Giovanni was up on his feet again, which was a good sign, and he and the Doctor were having their usual friendly argument about the dangers of him overdoing it. Martha wondered what their neighbours would say if they knew that was an alien standing in their midst, looking only slightly more eccentric than the rest of them in his checked shirt and a pair of Giovanni’s old cords, a makeshift belt of garden twine wound around his slender waist. You could almost believe he was plain John Smith, she thought; the only giveaway was his grass-stained Converses, which had somehow not fallen apart despite hours of muddy digging in all weathers. Like him, they must be tougher than they’d looked.
Martha thought about the other John Smith, the one who’d wanted to stay human for ever, marry and raise a family; just fit in and be ordinary. She remembered the tears in his eyes as he held his fate in hands, and the terrible coldness that replaced them as he embraced it again. Would he be that cruel now if he encountered the Family, she wondered? She hoped not, and looking at him sharing a joke with the Rastafarians on the next plot, asking them whether that stuff in their polytunnel was legal or not, his arms wiry and strong and his face relaxed, it was easy to hang on to that hope.

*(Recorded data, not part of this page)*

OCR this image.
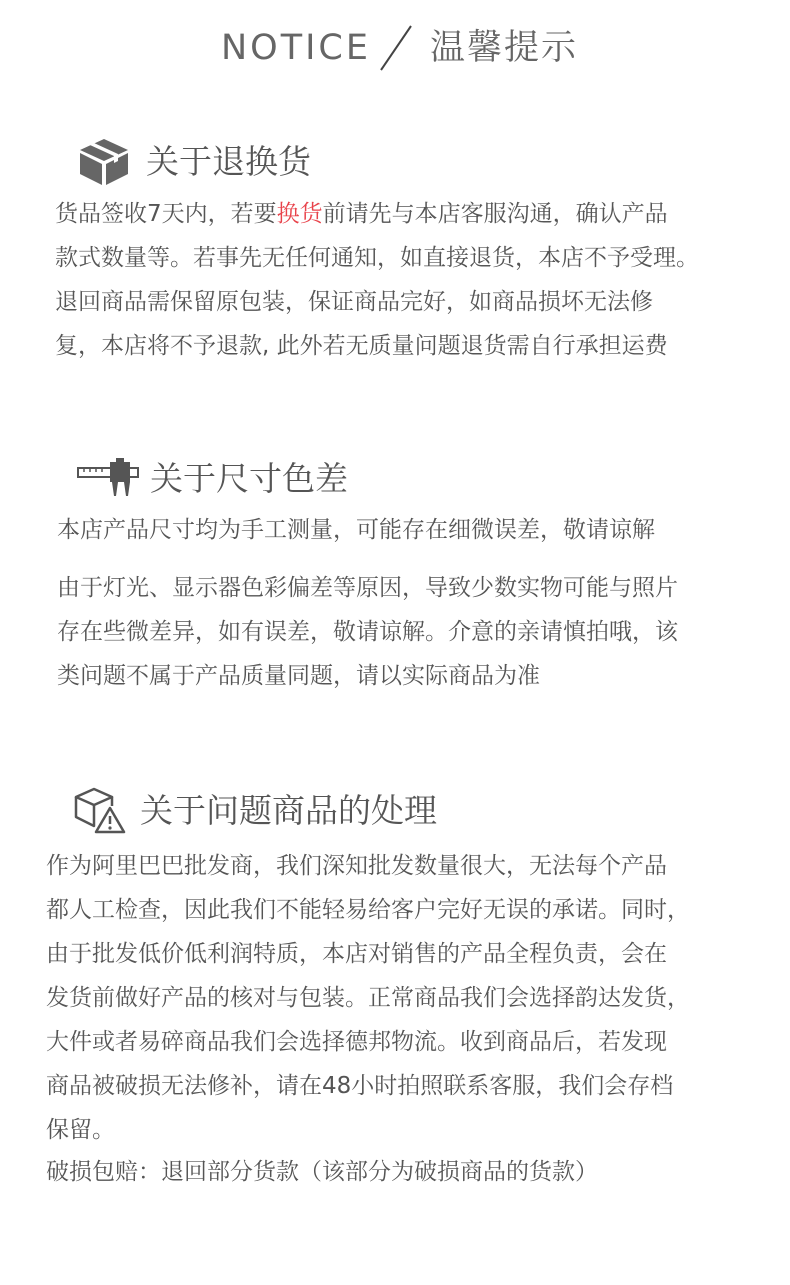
NOTICE 温馨提示
关于退换货
货品签收7天内，若要换货前请先与本店客服沟通，确认产品
款式数量等。若事先无任何通知，如直接退货，本店不予受理。
退回商品需保留原包装，保证商品完好，如商品损坏无法修
复，本店将不予退款, 此外若无质量问题退货需自行承担运费
关于尺寸色差
本店产品尺寸均为手工测量，可能存在细微误差，敬请谅解
由于灯光、显示器色彩偏差等原因，导致少数实物可能与照片
存在些微差异，如有误差，敬请谅解。介意的亲请慎拍哦，该
类问题不属于产品质量同题，请以实际商品为准
关于问题商品的处理
作为阿里巴巴批发商，我们深知批发数量很大，无法每个产品
都人工检查，因此我们不能轻易给客户完好无误的承诺。同时，
由于批发低价低利润特质，本店对销售的产品全程负责，会在
发货前做好产品的核对与包装。正常商品我们会选择韵达发货，
大件或者易碎商品我们会选择德邦物流。收到商品后，若发现
商品被破损无法修补，请在48小时拍照联系客服，我们会存档
保留。
破损包赔：退回部分货款（该部分为破损商品的货款）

He looked happy, and a bit odd, and perfectly at home.
He saw her, greeted her with a smile and a wave, and came over, ready to show off the day’s harvest. Bizarrely shaped squashes, huge malformed beefsteak tomatoes, fragrant herbs and the very last of the autumn raspberries. His hands, as usual, were ingrained with dirt, and that didn’t bother her one bit as he put his arm around her shoulder.
“Good day?” he asked.
She nodded, happily. “How about you?”
He started telling her about his brilliant new bird-scaring device (“It goes ding when there’s starlings and stuff”), how to make liquid fertiliser from pigeon poo (she really didn’t want to know, but anyway), the ongoing war on slugs, and how he was trying to persuade Giovanni to try asparagus next spring. Get it going now, and you could make a fortune when TV cookery takes off, he told him.

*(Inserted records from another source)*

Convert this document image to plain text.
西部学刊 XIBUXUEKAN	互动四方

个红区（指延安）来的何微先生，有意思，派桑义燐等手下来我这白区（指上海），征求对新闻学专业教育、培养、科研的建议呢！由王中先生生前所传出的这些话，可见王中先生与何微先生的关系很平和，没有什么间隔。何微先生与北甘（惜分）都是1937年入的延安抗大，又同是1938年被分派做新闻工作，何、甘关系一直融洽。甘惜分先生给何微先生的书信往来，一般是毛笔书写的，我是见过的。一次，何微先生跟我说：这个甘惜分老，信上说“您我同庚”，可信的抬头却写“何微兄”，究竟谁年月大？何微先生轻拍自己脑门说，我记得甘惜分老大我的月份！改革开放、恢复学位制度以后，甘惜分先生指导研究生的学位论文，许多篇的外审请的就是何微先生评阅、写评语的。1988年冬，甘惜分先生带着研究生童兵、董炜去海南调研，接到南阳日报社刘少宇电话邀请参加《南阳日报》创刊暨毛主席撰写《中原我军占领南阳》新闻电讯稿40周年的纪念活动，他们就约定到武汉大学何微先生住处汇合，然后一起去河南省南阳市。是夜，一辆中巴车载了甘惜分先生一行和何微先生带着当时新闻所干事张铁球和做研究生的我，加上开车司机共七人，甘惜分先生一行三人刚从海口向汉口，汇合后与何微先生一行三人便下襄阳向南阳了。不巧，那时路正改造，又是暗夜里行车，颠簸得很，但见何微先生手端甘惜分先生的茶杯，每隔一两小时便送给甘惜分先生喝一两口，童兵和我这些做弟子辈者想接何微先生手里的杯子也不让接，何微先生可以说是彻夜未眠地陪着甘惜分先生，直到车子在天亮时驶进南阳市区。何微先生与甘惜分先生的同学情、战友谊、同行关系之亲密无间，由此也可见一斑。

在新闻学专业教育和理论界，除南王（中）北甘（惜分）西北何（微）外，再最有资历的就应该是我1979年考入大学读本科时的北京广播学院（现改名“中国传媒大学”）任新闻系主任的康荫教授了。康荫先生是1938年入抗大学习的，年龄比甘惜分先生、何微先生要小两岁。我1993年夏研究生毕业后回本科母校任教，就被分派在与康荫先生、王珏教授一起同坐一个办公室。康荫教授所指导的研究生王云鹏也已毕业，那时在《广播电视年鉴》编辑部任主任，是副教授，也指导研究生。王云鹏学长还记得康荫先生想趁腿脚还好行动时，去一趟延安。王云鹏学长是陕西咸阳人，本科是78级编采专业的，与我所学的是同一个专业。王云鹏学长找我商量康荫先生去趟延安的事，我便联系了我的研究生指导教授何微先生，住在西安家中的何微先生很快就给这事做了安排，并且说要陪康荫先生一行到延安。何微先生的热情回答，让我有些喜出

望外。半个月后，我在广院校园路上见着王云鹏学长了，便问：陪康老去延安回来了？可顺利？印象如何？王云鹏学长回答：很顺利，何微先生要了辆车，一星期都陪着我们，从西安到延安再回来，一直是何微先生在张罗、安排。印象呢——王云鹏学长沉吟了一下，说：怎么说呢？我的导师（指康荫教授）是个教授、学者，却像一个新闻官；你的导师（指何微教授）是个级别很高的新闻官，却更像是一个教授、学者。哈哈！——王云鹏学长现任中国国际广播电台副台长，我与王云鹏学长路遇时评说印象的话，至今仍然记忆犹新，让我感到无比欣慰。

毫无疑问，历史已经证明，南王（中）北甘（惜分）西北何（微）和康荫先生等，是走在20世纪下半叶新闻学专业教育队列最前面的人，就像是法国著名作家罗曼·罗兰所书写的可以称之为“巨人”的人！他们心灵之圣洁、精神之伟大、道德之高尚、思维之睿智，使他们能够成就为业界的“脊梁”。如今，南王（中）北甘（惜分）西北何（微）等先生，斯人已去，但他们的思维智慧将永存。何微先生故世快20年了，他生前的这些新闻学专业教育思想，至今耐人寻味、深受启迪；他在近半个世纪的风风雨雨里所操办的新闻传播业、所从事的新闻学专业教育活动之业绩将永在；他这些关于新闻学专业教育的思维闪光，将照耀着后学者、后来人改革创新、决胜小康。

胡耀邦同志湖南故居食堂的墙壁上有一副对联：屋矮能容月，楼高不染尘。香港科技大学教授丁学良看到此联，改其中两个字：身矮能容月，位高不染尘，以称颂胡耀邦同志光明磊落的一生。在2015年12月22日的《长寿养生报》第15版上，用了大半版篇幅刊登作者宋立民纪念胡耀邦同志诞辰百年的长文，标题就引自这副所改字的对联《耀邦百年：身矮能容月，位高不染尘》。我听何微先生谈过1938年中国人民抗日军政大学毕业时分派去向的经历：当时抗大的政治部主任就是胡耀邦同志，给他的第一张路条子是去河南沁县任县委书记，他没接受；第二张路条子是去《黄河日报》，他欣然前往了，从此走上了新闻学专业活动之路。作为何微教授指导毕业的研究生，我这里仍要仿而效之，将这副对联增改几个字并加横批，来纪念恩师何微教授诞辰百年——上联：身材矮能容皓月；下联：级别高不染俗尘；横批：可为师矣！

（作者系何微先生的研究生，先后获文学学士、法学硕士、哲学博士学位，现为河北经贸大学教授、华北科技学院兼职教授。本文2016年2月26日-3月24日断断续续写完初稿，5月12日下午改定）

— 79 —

Next spring. They wouldn’t be here next spring, surely not. And that was good, wasn’t it? They didn’t want to be stuck in that miserable little flat all winter, even if his occasional translation work and other odd jobs had given them enough financial leeway not to worry constantly about feeding the electric meter. They’d be thousands of miles away, hundreds of years, the Universe their playground and the pinching and scraping of these few months a distant memory.
And, probably, they’d never be as close again as they were now. There was no such thing as forever with the Doctor; even Rose had discovered that, much as he’d loved her. There was only now, and the pleasure of seeing the man you loved look fit and tanned and happy, and not have the haunted look of ancient and forever in his eyes.
“Right,” he said, brightly, “Back home to Paradise Towers, then?”
“What’s for dinner?” she asked.
“Zucchini risotto again. That all right?”